いままでに四方田さんの本は『「かわいい」論』、『ゴダールと女たち』という新書を読んだことがあります。

基本的に映画の人だという認識でしたが、漫画の研究もされていたのでした。

私は何も知らないなあ。

 

この本は、漫画家と原作者あわせて26名についての四方田さんによる「プライヴェートなエッセー」です。

この26名のうち、手塚治虫やちばてつや、梶原一騎といったところはもちろん知っていますが、半数以上の漫画家を知りませんでした。

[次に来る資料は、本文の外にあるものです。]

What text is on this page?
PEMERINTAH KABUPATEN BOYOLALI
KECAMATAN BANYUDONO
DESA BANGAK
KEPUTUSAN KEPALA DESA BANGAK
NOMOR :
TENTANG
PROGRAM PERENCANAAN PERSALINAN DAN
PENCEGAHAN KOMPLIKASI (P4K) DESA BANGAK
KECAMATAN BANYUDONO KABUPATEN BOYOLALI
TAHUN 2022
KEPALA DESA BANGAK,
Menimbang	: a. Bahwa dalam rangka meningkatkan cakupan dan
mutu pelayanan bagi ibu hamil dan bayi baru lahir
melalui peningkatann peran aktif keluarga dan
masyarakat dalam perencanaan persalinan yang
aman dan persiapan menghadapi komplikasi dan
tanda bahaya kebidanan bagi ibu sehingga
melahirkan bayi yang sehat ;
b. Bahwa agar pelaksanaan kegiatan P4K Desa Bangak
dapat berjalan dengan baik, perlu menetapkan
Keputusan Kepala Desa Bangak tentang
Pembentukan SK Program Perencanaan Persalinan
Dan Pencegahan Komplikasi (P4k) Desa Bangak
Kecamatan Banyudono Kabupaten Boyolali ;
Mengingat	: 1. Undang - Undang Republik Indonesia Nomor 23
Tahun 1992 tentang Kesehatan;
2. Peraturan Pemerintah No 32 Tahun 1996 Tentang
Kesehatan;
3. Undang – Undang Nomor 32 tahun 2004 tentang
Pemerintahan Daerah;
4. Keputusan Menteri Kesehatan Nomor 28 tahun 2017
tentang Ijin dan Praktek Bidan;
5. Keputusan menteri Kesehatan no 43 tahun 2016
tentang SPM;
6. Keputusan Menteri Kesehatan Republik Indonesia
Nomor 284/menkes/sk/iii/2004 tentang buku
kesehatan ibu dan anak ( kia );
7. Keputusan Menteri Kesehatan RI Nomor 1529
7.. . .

もちろん世代が違うということもありますが、なにより漫画に対する情熱が違いすぎます。

 

四方田さんは、貸本屋の頃から現在に至るまでのスーパー漫画マニア。

自宅には『ガロ』や『COM 』が創刊号から残されているのはいうまでもなく、至るところで買いあさった漫画が段ボールに入れられ、床を覆い尽くしているのだそうです。

 

いっぽう私が所蔵するのはせいぜい『ドカベン』、『大甲子園』に『がきデカ』の一部、『動物のお医者さん』『めぞん一刻』くらいのもの。

基本的にテレビっ子だったので、四方田さんほど漫画に夢中になれなかったのです。

だからこの本に書いてあることは知らないことばかり。

ガイドブックを読むように、楽しく読めました。

 

水木しげるについての話に惹きこまれました。

私にとっては水木は『ゲゲゲの鬼太郎』のイメージしかありません。

もちろん、戦場で片腕を失ったことは知っていましたが。

水木は軍隊経験をもとにつぎつぎと作品を描いていきますが、そのうち『ゴジラ』のモチーフを使って「帰還者のグロテスクな変身」という主題を手に入れます。

続いてシリアスな戦場ものを書き、それを自らリメイクしながら、自分の作品への「メタレヴェルの批評」を成し遂げていきます。

「質的にも量的にも、水木しげるの戦記漫画の到達点」だという『総員玉砕せよ!』は少なくても読んでおかないといけないようです。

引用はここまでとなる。